In southern Illinois, there is the kind of town that is found under one of two conditions: by trawling the comic book forums (or is it fora? Or is technology so powerful and omnipotent today that the rules of grammar are left sobbing in a moldy linen closet while the party rages on in the next room? But I digress) in search of yet-unlearned trivia and unsubstantiated rumors of future movie adaptations, or by drinking 12.7 gallons of fluid in 75 minutes and having little recourse aside from an empty coffee cup in the back seat. That town is Metropolis! For an old comic nut this was just short of providence.
Standing proud in front of the city courthouse was a massive statue of the man in blue and red, on the corner of Liberty and Truth. I think. It might have been Truth and Justice, or Liberte and Egalite, or Pancakes and Waffles. I was distracted. And across the street was the obligatory mural-painted gift shop and museum. We drank up the colors and lights and action figures and forgot our bladder issues, we bought a sticker for the bus, and we approached and then slowly backed away from the museum gate after seeing the entrance fees. It was marvelous. (It’s almost sacrilege to make that joke within a Superman-related post. Comic people will get it.) At some point we had to leave, though, and with bladders empty we hit the road, the irony not escaping us that Metropolis, Illinois, was little more than that one statue and a gift shop in the middle of farmland.
But then we made it to Nashville. Now, I was not expecting much, not being a country fan or a fan of states with consecutive multiple letters in their names, which seems to be a deliberate attempt to make people feel dumb when forced to spell them, but I was impressed. Keep in mind that this was the week of Bonnaroo and the Country Music Festival, neither of which we were aware of, but apparently the rest of the world was because traffic was slightly more than atrocious. And despite all that we found it charming. There’s something to be said about any place where art and artists come together, where cultures converge and ideas mix and swirl and breed. There is life in places like this and that was what I liked about it. There are cute brick buildings and tree-covered college campuses and edgy bookstores and cafes everywhere but it’s the life of the place that makes you stop and get out of the car. You want to stand in the air and get some of that into your veins. You want to make three wrong turns and passive aggressively tell off a pedestrian who corrects you just so you can park your car and get out and stand in that city’s life. So we did that.

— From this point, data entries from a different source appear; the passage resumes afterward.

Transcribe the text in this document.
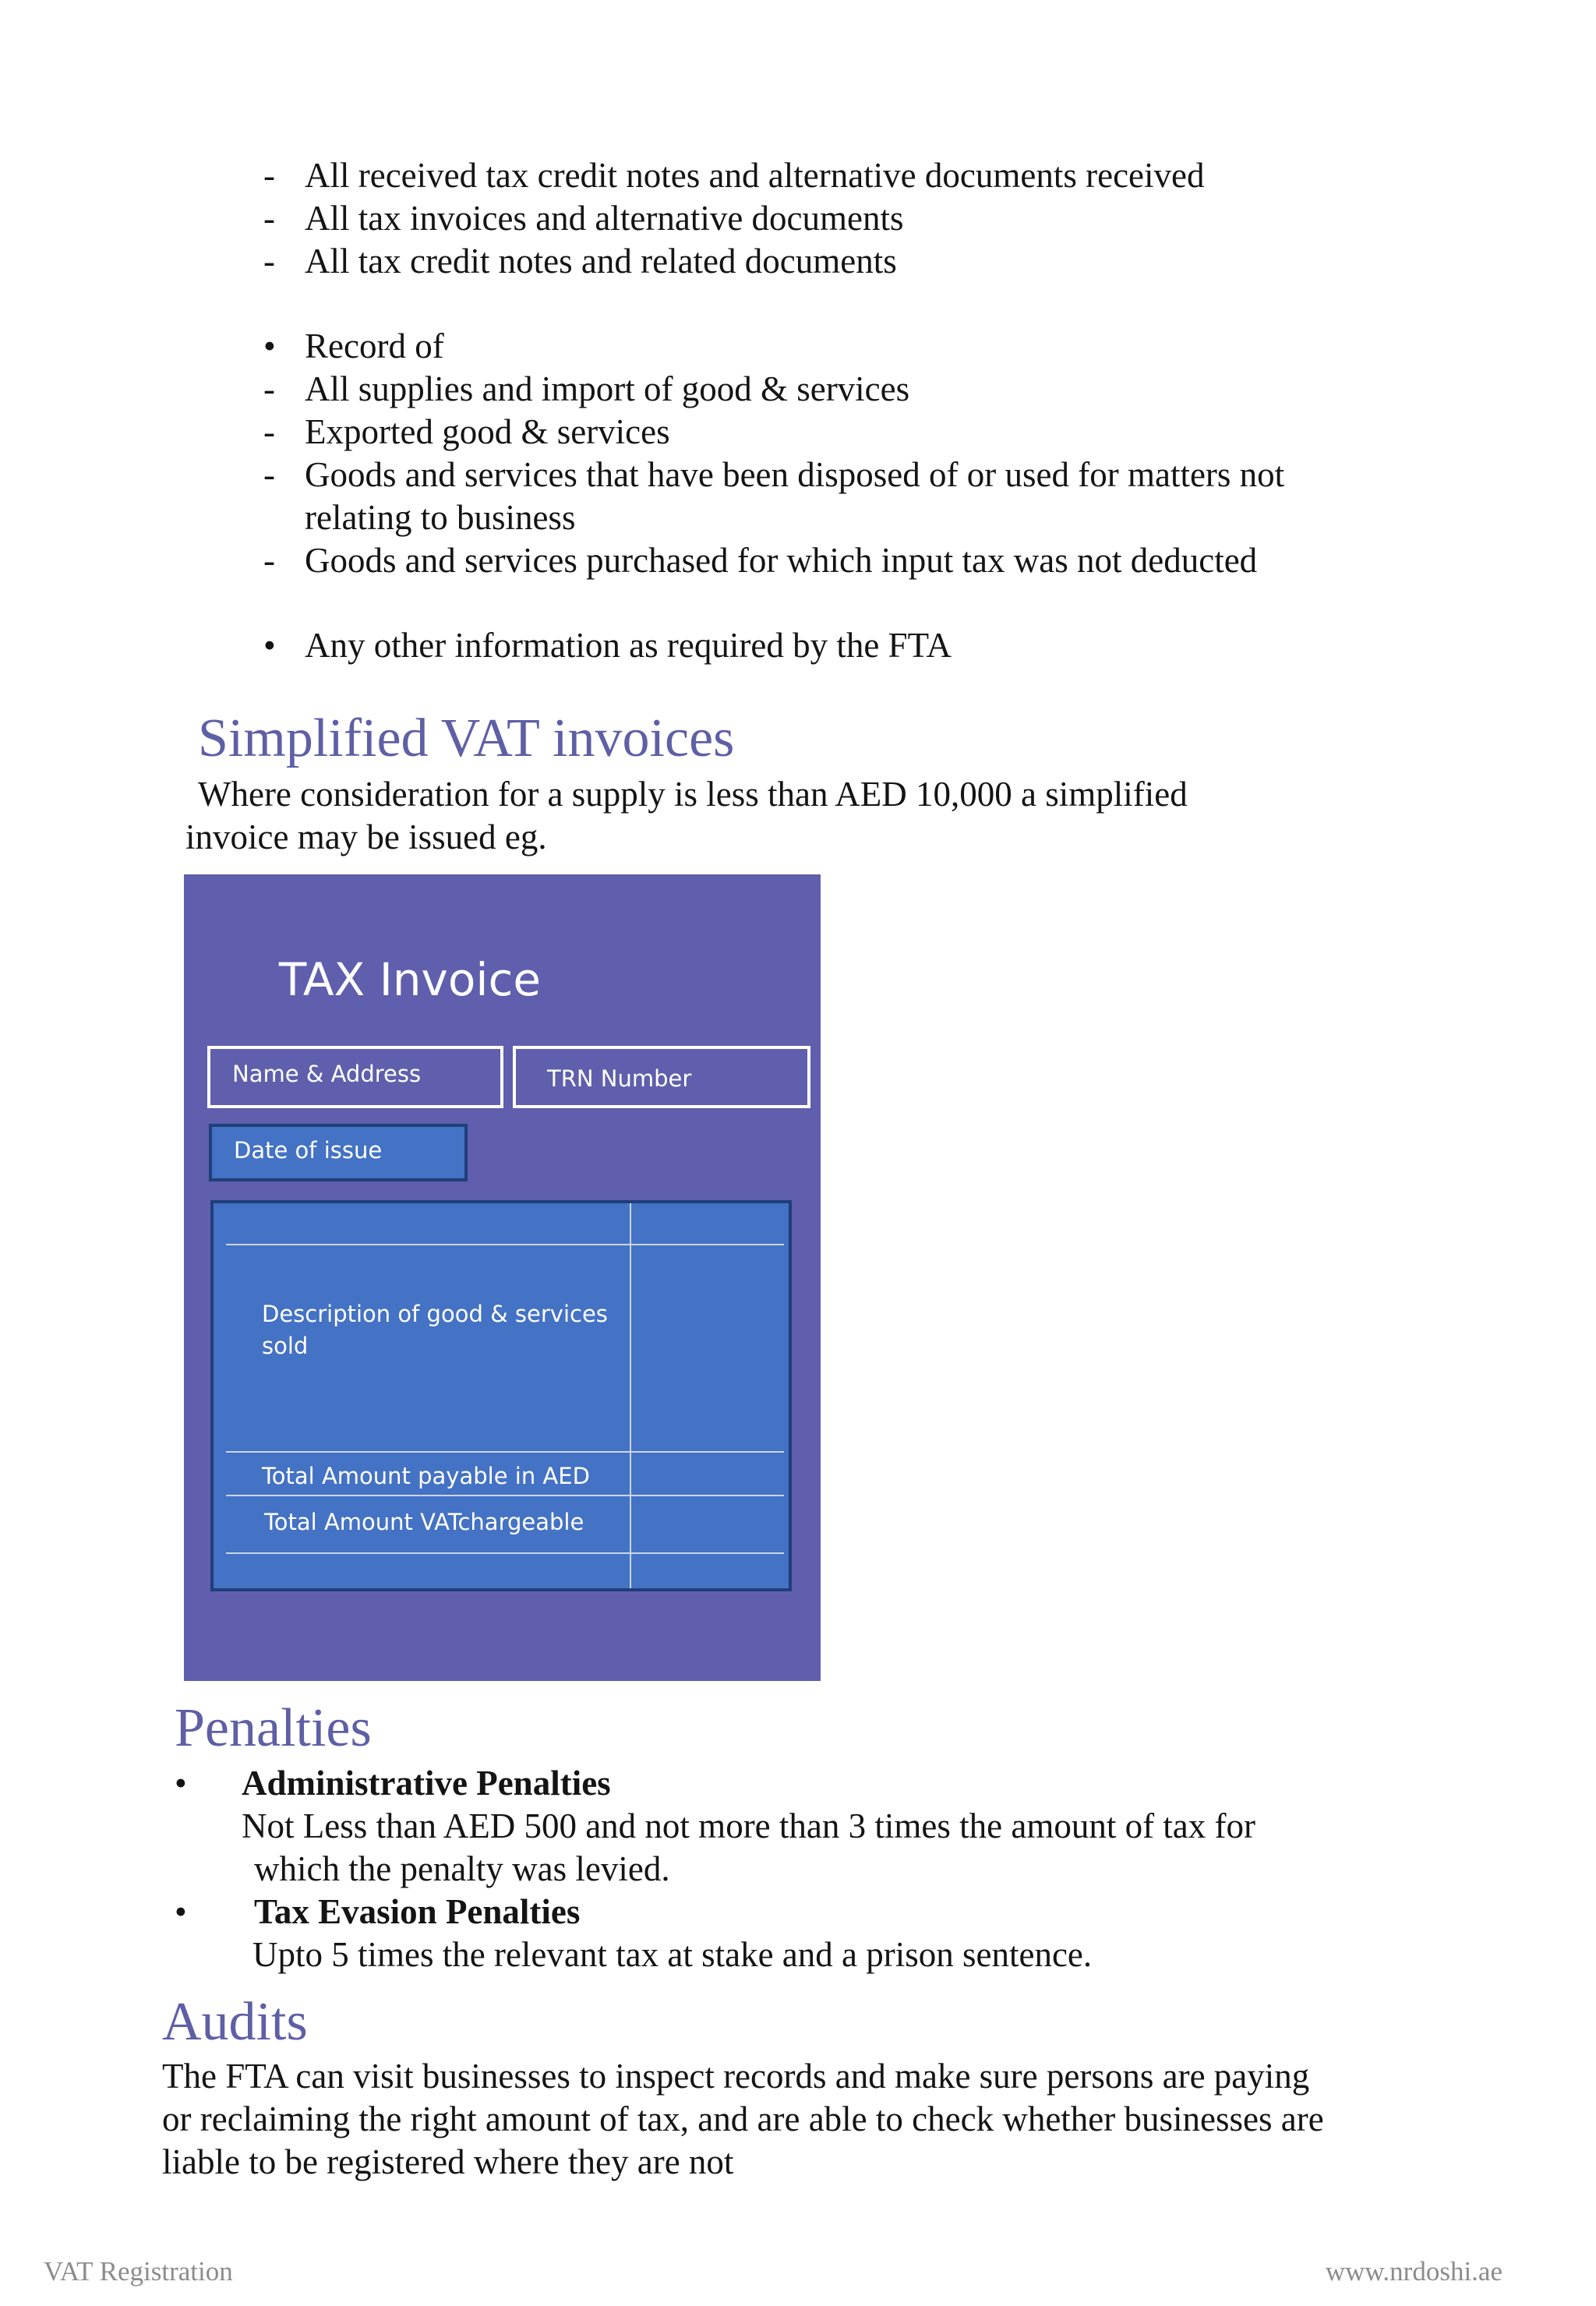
- All received tax credit notes and alternative documents received
- All tax invoices and alternative documents
- All tax credit notes and related documents
• Record of
- All supplies and import of good & services
- Exported good & services
- Goods and services that have been disposed of or used for matters not
relating to business
- Goods and services purchased for which input tax was not deducted
• Any other information as required by the FTA
Simplified VAT invoices
Where consideration for a supply is less than AED 10,000 a simplified
invoice may be issued eg.
TAX Invoice
Name & Address	TRN Number
Date of issue
Description of good & services
sold
Total Amount payable in AED
Total Amount VATchargeable
Penalties
• Administrative Penalties
Not Less than AED 500 and not more than 3 times the amount of tax for
which the penalty was levied.
• Tax Evasion Penalties
Upto 5 times the relevant tax at stake and a prison sentence.
Audits
The FTA can visit businesses to inspect records and make sure persons are paying
or reclaiming the right amount of tax, and are able to check whether businesses are
liable to be registered where they are not
VAT Registration	www.nrdoshi.ae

We spent the night again in the parking lot of a Wal-Mart and woke the next morning refreshed all but for the faint memory of skate boarders click-clacking away at 1:00 am and leaf blowers outside the window at 3:00. Breakfast at the Pancake Pantry across from Vanderbilt University was all we needed, though, to set things right. I can only imagine that the crepe’s failure to completely replace the pancake in the United States is a dogged attempt by a secret office of our government to squelch French influence that dates back to their ingratitude for their assistance in the Revolution. Go out and get one today.
On our way out of town we drove past honky tonks and clubs, restaurants and art galleries, the air of the city pouring through our windows, and we said goodbye to the crowds lined up on the street waiting for the coming parade. Tennessee, despite your name you get a gold star in my book.